Um outro olhar sobre a pandemia: Da digitalização da saúde à importância dos cuidados de proximidade
"O desafio da literacia tecnológica é e vai continuar a ser algo a que as sociedades terão de responder, exigindo-se mais investimento para formação e adaptação às novas necessidades."
Há exatamente dois anos, o mundo confrontou-se com a realidade de ter de viver em pandemia. O que conhecíamos até então acabou moldado pela incerteza e pelo medo, à medida que os contágios, as variantes e os casos se multiplicaram. Mas, ao mesmo tempo, também foi possível criar respostas rápidas, em grande escala e que vão marcar o nosso futuro. Para melhor.
Um outro olhar sobre a covid-19, focado nas boas práticas desenvolvidas para responder à maior crise de saúde pública dos últimos 100 anos, leva-nos a concluir que o papel da tecnologia saiu reforçado, ao encurtar distâncias, não só a nível social, mas também nos cuidados de saúde. Mas a digitalização do setor, tão útil em momentos de pressão, terá de ter em conta o acesso equitativo e universal a serviços de qualidade. Só assim será possível chegar a todos, em especial aos grupos mais vulneráveis e com menor acesso a informação, como os idosos ou pessoas em situação de exclusão.
O desafio da literacia tecnológica é e vai continuar a ser algo a que as sociedades terão de responder, exigindo-se mais investimento para formação e adaptação às novas necessidades. Vale a pena recordar que, no final de 2019, um provedor médio europeu de saúde gastava entre 2,9% a 3,9% da sua despesa total anual em produtos e serviços digitais.

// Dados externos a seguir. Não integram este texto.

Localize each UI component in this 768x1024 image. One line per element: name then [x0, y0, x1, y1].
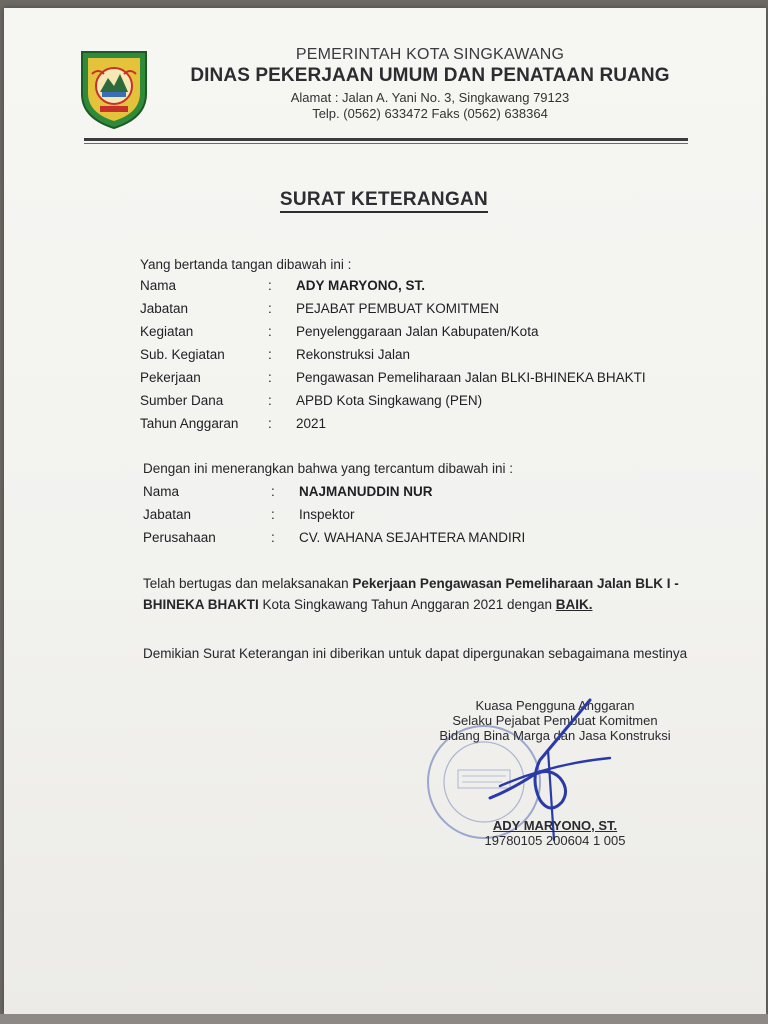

A interoperabilidade entre os sistemas é igualmente importante, sendo necessário que as várias unidades de saúde comuniquem entre si. Por todo o mundo, ficou bem patente que a existência de plataformas comuns permitiu um acesso facilitado aos dados sobre vacinação, resultados dos testes covid-19 e disponibilidade de camas para internamento. Esta possibilidade de uma comunicação mais eficaz e de partilha de informação pode ser ainda aprofundada ao nível da prática clínica propriamente dita, já que tem a capacidade de detetar e tratar precocemente situações de risco. Numa perspetiva de longo prazo, centrada nas famílias, temos pela frente a oportunidade única de construir e seguir o historial clínico de milhões de pessoas. Contudo, a questão dos dados pessoais e de quem tem o direito de aceder a estes dados coloca-se como premente.
A covid-19 levou-nos igualmente a uma reflexão interior, sobre a solidão e o isolamento, recolocando os valores humanistas na saúde e nos cuidados providenciados. Os exemplos de solidariedade, tão recorrentes e comoventes, reafirmaram o (por vezes perdido) sentido de comunidade e as relações de proximidade. Essa proximidade deve ser também central para promovermos o apoio ao domicílio, adiando situações de institucionalização, em especial da população mais idosa.
A oferta de cuidados individualizados e humanizados em casa, centrados nas necessidades de cada um, permite otimizar a resposta dos sistemas de saúde, que através das equipas no terreno conseguem identificar e acompanhar a evolução das condições em que os idosos vivem e as suas necessidades. Em ambiente hospitalar ou numa outra unidade, seria impossível averiguar e, sobretudo, atuar preventivamente.
À pandemia ficamos ainda a dever a sensibilização para uma maior compreensão do problema da saúde mental, intergeracional e que não conhece estratos sociais ou origens. Ainda assim, estes tempos recentes exacerbaram o problema, conforme documenta o estudo "Saúde Mental em Tempos de Pandemia": cerca de 25 por cento dos participantes apresenta sintomas moderados a graves de ansiedade, depressão e stress pós-traumático - uma realidade em linha com o que se passa em todo o mundo.
Normalmente, em situações de crise, conseguimos retirar o melhor de nós próprios. Saibamos compreender as lições da pandemia, alavancando estratégias com benefícios inegáveis para os sistemas de saúde e, principalmente, para quem necessita destes.